Memoirs of the Addams Administration 3.

Last week, a team of people from the Trump administration told a number of senior professionals at the State Department that their resignations had been accepted and that there would be no need for them to remain in their positions until the administration’s nominees for replacements had gotten up to speed.  (Is this the case in other Departments[1] or is it unique to the State Department?  If it is unique to the State Department, then was it the decision of President Trump or of his Secretary of State-designate Rex Tillerson or of someone else who shall remain nameless, but whose initials are Steven Bannon?  If the decision originated with Tillerson, did it reflect previous contact with the State Department while negotiating oil deals with foreign countries?)

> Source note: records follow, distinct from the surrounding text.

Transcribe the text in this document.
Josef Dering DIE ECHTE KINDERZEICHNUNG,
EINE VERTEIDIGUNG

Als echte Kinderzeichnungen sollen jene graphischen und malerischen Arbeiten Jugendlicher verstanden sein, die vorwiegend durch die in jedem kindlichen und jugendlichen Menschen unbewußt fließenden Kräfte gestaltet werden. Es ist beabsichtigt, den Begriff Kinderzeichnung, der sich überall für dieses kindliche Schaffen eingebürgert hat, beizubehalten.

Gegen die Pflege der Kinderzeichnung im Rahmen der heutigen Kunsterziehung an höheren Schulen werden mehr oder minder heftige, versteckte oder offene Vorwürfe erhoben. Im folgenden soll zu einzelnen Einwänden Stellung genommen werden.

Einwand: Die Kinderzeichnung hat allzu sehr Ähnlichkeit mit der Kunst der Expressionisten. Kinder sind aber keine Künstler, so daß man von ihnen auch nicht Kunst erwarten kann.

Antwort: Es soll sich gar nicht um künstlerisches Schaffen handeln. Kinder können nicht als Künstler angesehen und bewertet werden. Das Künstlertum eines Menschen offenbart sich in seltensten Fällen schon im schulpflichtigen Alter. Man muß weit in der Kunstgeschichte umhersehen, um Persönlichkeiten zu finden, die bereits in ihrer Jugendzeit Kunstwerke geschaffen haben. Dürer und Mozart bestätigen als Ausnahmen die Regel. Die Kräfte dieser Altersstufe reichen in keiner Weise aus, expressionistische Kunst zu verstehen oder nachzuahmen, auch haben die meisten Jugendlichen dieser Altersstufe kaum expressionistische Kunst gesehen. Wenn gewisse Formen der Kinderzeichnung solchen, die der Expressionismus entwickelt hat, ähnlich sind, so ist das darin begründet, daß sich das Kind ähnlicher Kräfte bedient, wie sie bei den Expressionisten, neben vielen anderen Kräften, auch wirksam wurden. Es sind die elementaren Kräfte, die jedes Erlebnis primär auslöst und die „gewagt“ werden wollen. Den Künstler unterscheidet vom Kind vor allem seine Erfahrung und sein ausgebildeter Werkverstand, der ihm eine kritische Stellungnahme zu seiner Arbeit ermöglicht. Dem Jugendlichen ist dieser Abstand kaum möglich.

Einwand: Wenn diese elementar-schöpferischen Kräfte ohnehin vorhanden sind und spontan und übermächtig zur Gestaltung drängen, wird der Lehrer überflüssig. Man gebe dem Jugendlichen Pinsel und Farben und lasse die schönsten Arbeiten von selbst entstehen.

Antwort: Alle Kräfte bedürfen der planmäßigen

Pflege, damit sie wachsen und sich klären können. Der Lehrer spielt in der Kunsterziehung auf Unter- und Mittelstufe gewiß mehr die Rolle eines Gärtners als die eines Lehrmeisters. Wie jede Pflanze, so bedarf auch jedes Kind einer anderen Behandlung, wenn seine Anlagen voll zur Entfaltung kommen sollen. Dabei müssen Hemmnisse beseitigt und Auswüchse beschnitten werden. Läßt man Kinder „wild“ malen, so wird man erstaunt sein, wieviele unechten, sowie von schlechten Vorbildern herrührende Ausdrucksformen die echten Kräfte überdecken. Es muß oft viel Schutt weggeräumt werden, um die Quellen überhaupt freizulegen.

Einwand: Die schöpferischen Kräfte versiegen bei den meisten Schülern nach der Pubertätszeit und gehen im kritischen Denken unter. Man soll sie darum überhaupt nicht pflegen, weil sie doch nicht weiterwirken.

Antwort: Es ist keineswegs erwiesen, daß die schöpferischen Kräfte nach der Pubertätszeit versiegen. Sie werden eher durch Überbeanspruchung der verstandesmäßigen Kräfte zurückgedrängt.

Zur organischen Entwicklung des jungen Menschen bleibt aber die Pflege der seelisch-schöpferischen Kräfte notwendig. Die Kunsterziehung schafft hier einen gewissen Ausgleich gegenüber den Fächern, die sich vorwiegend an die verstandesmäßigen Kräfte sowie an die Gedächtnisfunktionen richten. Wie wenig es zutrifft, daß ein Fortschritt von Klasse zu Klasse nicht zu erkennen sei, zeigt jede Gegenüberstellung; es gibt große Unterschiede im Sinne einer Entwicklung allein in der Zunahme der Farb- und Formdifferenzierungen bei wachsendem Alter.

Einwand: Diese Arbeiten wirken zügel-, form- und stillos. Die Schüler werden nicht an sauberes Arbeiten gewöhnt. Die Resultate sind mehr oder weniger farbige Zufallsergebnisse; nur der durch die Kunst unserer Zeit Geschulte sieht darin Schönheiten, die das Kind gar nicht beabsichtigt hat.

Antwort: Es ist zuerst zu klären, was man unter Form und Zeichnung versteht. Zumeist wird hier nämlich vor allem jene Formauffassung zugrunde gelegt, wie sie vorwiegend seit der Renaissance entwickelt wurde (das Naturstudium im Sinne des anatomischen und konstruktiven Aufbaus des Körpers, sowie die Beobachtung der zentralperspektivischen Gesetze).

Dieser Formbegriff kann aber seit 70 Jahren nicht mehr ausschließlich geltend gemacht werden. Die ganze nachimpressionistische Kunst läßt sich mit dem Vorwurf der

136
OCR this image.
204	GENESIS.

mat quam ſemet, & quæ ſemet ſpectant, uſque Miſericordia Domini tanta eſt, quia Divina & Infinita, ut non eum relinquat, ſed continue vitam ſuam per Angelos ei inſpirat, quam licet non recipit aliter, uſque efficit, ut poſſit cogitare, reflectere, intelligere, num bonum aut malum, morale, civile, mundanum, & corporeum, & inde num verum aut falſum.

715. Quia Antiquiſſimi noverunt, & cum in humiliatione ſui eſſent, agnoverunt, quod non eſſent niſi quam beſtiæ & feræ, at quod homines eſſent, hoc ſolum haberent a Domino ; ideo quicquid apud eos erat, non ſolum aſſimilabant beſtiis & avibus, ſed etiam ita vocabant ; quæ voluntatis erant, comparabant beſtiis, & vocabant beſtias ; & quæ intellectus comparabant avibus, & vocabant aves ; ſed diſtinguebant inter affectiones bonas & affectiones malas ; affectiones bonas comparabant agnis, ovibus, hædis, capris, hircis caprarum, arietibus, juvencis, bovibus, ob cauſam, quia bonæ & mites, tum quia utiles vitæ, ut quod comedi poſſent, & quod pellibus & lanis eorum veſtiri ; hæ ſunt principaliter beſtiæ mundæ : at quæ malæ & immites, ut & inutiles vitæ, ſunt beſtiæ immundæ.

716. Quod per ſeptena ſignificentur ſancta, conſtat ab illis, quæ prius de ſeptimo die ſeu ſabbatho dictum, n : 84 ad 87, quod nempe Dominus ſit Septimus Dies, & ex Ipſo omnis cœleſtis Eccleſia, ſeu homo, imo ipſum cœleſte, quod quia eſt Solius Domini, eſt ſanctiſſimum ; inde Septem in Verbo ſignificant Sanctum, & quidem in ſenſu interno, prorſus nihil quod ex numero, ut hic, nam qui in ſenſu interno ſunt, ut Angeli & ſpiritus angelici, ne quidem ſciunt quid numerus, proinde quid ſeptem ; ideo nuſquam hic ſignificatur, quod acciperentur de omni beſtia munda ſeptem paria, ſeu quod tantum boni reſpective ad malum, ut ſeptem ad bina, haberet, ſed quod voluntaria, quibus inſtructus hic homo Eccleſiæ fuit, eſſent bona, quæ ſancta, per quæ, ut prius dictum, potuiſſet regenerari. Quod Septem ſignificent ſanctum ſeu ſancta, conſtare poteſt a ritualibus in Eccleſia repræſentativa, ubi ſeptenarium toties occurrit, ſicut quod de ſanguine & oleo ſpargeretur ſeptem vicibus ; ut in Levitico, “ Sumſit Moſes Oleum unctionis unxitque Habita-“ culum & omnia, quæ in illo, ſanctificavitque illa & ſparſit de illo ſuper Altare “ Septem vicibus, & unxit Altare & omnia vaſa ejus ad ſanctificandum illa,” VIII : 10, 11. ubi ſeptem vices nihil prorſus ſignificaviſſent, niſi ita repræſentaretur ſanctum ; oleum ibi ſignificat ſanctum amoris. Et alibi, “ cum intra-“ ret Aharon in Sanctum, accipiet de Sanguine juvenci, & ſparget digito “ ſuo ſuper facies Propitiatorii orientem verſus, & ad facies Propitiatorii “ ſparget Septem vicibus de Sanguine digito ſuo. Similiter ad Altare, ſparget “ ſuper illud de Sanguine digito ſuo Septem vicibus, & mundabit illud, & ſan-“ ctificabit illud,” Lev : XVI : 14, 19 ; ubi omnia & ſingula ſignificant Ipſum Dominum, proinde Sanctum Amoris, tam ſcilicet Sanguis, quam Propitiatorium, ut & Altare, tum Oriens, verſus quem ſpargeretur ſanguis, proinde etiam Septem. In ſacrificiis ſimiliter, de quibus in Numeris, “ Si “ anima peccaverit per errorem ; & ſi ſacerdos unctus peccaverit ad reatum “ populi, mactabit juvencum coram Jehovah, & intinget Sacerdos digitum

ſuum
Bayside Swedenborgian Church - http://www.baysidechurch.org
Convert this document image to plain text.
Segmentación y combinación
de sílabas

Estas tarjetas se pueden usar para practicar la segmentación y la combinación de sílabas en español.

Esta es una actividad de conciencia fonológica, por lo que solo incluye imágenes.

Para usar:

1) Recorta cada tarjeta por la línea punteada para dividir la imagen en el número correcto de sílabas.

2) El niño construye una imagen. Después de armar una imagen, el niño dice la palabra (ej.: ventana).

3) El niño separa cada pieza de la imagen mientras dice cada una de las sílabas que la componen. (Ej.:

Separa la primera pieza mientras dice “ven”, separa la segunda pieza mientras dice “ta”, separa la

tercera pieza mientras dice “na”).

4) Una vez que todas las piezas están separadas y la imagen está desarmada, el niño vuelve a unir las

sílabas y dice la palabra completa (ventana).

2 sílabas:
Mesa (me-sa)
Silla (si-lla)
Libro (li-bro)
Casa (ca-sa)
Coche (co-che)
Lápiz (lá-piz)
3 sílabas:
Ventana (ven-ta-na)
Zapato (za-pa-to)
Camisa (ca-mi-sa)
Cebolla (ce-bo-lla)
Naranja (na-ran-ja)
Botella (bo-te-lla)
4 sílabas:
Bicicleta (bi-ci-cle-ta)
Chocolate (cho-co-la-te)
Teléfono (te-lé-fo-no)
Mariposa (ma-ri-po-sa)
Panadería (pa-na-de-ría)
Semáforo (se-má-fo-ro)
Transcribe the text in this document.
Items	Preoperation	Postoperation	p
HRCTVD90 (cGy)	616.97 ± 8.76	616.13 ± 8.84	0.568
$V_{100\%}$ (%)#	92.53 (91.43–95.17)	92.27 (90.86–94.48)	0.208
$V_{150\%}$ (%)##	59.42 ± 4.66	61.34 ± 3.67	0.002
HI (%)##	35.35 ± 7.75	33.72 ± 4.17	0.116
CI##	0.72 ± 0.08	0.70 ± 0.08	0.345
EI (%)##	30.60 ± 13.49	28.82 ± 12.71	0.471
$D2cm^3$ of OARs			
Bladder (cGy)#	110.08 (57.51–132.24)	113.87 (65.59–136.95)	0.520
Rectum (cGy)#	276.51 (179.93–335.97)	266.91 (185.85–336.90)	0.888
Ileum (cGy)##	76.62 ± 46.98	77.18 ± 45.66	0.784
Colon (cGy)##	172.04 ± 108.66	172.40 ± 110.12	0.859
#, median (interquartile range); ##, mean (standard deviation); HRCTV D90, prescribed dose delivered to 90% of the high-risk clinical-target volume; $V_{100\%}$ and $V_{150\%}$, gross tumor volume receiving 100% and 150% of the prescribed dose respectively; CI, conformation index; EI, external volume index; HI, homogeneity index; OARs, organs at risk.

Over the week-end, President Trump reconfigured the “principals committee” of the National Security Council.  While this has been characterized as, among other things, a diminution of the role of the professional military, both the Secretary of Defense and the Secretary of Homeland Security are retired Marine Corps generals.  Thus, it could be construed—OK, misconstrued—as a shift from the Bureaucratasaurus to the Parrisasaurus Rex.

Currently, an estimated 90,000 people from radical-Islamist-ridden “countries” have received visas to enter the United States.[2]  On Friday, 27 January 2017 (one week after taking office) elected-President Donald Trump issued an executive order imposing a 90-day “pause” on immigrants from the seven Muslim-majority countries from entering the United States.[3]  This disrupted the late-stage travel plans of about 700 people, who were prevented from boarding U.S.-bound planes.  An additional 300 were halted upon arrival in the United States.[4]

Critics quickly pointed out that no one from these countries had ever committed an act of terror in the United States.  Implicitly, this left liberals in the awkward position of defending Sudan, which has waged a war of aggression—that the left has been quick to denounce as “genocide–in western Sudan, and that Sudan provided a safe haven to Osama bin Laden until President Bill Clinton launched cruise missile attacks against suspected al-Qaeda terrorist sites inside Sudan.  In contrast, countries whose citizens have engaged in terrorism against the United States—Egypt, Pakistan, Saudi Arabia—escaped the ban.

Massive protests followed at airports, in the streets, in Congress, and on editorial pages.  Not to mention that Iran launched a ballistic missile in a “test” shot: Syria, Iraq, and Yemen are Iranian-dominated countries, in the Iranian view.[5]  None the less, a snap poll revealed that almost half (49 percent) of Americans approved President Trump’s order, while 41 percent disapproved the order.  Various courts were quick to block the order.  All the same, neither refugees nor those foreigners seeking visas are protected by the Bill of Rights.  Indeed, that’s why so many people want to come to the United States.

The deep polarization of American politics continues into the post-election period.  However, neither Donald Trump nor Hillary Clinton appeared to be much of a healer.  So,,,

[1] This leaves the estimable-I’m-instructed Sally Yates out of the discussion.

[2] The seven countries are Iran, Iraq, Libya, Somalia, Sudan, Syria, Sudan, and Yemen.  To be picky, Umar Farouk Abdulmutallab, the Nigerian-born “underwear bomber” who tried to bring down an airliner headed to Detroit (why?) had been recruited, trained, and armed in Yemen; al-Shabab in Somalia has recruited a number of Somali-Americans from the upper Midwest.

[3] The temporary and limited ban easily could be extended and broadened.  But why would it have to be?  President Trump has already succeeded in scaring the be-Muhammad out of Muslims and potential immigrants.

[4] “Travel ban prompts chaos, protests,” The Week, 10 February 2017, p. 4.

[5] “How they see us: Trapped by Trump’s travel ban,” The Week, 10 February 2017, p. 15.